Six months after national Republicans issued a brutal self-assessment intended to cut their own path out of the wilderness, the limits of their progress were sharply apparent during the weekend state Republican convention.
The report criticized Republicans for holding to the approaches advocated in the Ronald Reagan era without “figuring out what comes next”; the Anaheim convention featured the ritual genuflections to Reagan with rare mentions of successful politicians since.
The report called for flexibility on issues that have confounded Republican efforts to reach out to potent voter groups — “Policy always matters,” it said. No substantive changes were offered this weekend.
In short, Republicans once again decided that the problem wasn’t the message so much as the flawed messengers who have voiced it. Or, as Republican National Committee co-chair Sharon Day put it, in offering a soft-focus look back at the report, “It wasn’t that we found our message toxic as much as that we just had not done our work.”
Throughout the three days of sessions, much was made of the RNC’s decision to finance a new data-driven operation to try to blunt a Democratic advantage in finding willing voters and getting them to the polls. And that effort, also recommended in the report that came out of the party's 2012 presidential loss, may indeed prove important, particularly in a few key competitive races Republicans are focusing on next year.

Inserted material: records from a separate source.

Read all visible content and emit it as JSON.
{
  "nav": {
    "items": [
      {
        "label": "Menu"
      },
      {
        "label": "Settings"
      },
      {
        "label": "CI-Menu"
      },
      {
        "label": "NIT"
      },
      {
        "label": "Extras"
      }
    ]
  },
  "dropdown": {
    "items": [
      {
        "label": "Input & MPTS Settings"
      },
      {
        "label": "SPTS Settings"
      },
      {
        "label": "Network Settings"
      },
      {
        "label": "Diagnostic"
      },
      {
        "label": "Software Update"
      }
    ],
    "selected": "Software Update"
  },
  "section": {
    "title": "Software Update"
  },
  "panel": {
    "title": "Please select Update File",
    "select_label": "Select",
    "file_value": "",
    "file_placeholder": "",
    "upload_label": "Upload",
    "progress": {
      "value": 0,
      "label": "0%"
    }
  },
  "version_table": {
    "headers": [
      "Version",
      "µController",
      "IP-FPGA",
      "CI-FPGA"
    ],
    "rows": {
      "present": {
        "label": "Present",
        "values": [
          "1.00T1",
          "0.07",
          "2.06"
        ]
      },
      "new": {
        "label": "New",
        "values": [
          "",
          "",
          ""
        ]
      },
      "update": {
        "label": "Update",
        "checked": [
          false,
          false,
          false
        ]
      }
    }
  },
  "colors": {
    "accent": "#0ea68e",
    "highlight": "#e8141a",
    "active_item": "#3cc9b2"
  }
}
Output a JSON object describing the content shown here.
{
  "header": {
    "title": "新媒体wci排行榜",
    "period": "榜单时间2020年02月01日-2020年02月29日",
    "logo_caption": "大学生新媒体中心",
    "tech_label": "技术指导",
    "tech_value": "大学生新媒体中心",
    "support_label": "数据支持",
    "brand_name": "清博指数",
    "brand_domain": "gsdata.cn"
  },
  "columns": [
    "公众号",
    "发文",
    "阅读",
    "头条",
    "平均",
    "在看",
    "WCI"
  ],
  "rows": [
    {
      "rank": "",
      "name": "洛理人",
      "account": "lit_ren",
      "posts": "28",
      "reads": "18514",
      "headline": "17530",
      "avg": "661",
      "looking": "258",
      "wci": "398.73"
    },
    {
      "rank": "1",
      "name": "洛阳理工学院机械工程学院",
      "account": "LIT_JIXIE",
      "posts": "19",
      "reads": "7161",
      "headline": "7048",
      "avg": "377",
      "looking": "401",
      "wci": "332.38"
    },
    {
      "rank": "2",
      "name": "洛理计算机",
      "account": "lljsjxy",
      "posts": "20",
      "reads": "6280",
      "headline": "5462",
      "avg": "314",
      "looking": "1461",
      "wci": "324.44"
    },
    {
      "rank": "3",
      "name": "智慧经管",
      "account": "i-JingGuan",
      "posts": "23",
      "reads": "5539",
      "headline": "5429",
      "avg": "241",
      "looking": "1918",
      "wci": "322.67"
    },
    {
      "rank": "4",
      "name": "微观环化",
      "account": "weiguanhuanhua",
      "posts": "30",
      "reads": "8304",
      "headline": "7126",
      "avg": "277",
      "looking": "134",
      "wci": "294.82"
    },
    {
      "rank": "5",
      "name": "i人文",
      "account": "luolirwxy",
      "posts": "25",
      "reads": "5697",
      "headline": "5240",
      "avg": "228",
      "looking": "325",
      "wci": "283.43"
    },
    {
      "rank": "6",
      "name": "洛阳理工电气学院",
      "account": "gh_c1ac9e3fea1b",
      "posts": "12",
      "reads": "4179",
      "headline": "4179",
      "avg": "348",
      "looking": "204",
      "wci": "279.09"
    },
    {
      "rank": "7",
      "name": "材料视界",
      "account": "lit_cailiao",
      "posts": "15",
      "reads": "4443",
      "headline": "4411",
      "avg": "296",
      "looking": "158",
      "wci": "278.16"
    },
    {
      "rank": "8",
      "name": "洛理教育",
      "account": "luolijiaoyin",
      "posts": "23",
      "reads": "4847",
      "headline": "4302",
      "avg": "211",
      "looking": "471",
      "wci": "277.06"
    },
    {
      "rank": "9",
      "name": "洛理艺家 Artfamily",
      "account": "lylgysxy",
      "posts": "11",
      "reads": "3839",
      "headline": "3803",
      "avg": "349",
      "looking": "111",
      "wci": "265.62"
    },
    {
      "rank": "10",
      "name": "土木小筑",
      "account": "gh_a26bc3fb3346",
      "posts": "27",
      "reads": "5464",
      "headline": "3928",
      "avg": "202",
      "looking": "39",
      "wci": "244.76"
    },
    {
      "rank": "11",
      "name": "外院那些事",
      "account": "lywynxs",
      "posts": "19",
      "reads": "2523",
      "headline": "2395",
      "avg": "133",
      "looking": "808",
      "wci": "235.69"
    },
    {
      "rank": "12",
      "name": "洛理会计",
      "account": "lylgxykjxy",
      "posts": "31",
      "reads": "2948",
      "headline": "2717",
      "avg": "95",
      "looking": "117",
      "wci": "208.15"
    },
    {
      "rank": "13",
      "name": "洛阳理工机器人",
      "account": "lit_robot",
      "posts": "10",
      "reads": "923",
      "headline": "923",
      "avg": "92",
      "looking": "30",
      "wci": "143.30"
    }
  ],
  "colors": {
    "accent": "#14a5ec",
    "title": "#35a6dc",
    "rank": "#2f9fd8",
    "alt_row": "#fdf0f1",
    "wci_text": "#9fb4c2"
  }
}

But there was little talk, publicly at least, about what the pitch would be when those voters were found.
Papering over fundamental disputes is often a necessary thing for political parties; an uneasy alliance of occasionally warring brethren usually beats a familial civil war, particularly when the family constitutes less than 30% of a state’s registered voters. And much effort was made over the weekend to unify the party via its common enemies — most often, President Obama, Senate Democratic leader Harry Reid and former House Speaker Nancy Pelosi.
But underneath, persistent challenges remain.
One is cultural — the party remains split between the moderately pragmatic and the socially conservative, between those who embrace compromise and those who see it as stinting on principles. (Democrats have largely put aside their own schisms, though that pendulum may swing back in the 2016 presidential contest).
The second is demography, particularly in a state that is rapidly looking less and less like the typical Republican voter.
The stances of the party’s congressional leaders have complicated efforts in California and nationally to attract the party’s two most important target groups, women and Latinos.
Women in California have been the backbone of Democratic success; California Democratic politicians were among the first to pounce when, just before the government shutdown, Republicans in Washington again sought to broaden the rights of employers to deny contraception coverage to employees. (Women voters have long gone for party and policy over gender, most recently spurning California Republicans' female governor and U.S. Senate candidates in 2010.)
Latino outreach was particularly fraught at the convention because of outright hostility toward gubernatorial candidate Abel Maldonado, the former lieutenant governor. Republicans brushed aside his contention that his Mexican heritage would make him a formidable candidate, focusing instead on his many breaks with party orthodoxy and lingering animosity over a long-ago tax vote. An alternative, Assemblyman Tim Donnelly of Twin Peaks, is a former member of the Minuteman border patrol.
Immigration reform, a threshold issue for many Latinos and one that has been bottled up in the Republican-controlled House, was barely mentioned. But delegates approved a measure that called for voters to have to identify themselves at polling places, a watered-down version of a move that Latino and black voter groups see as aimed at them. And convention delegates gave keynote speaker and Texas Gov. Rick Perry their loudest support when he ticked a brief list of things he said Washington needed to focus on. First: “Secure the borders.”
(Twice during the convention, organizers played a video of an African American lawmaker from Louisiana who recently switched from Democrat to Republican. Elbert Guillory lambasted Democrats as “our overseers” who doled out social services to “control the black community”; he asked others to join with him in “abandoning the government plantation.” His praise of Republican efforts to enhance the rights of blacks omitted anything after 1957.)
Another difficulty for the party is the accumulation of factors potentially influencing its targeted voters: Even if Latinos surmount their differences with Republicans on immigration reform, they would be confronted by a party trying to gut the nation’s healthcare plan, which is overwhelmingly popular among Latinos and blacks, as well as women and Asian voters, another target audience.
While convention organizers in Anaheim offered optimistic projections about their chances in the 2014 elections, their limited reach was notable: There was almost none of the usual year-before-election focus on big statewide races; the acknowledged goals of the party were to secure — and perhaps add to — its outmanned congressional delegation, to seek to limit the Democratic party's overwhelming advantage in Sacramento, and to build a farm team for somewhere down the road.
In their search for expansion, heavy with data-mining and electronic outreach, Republicans appeared to be underselling the human component, as if voters were online dating prospects who would be more entranced by the technology of connection than whether there was any actual attraction to a mate.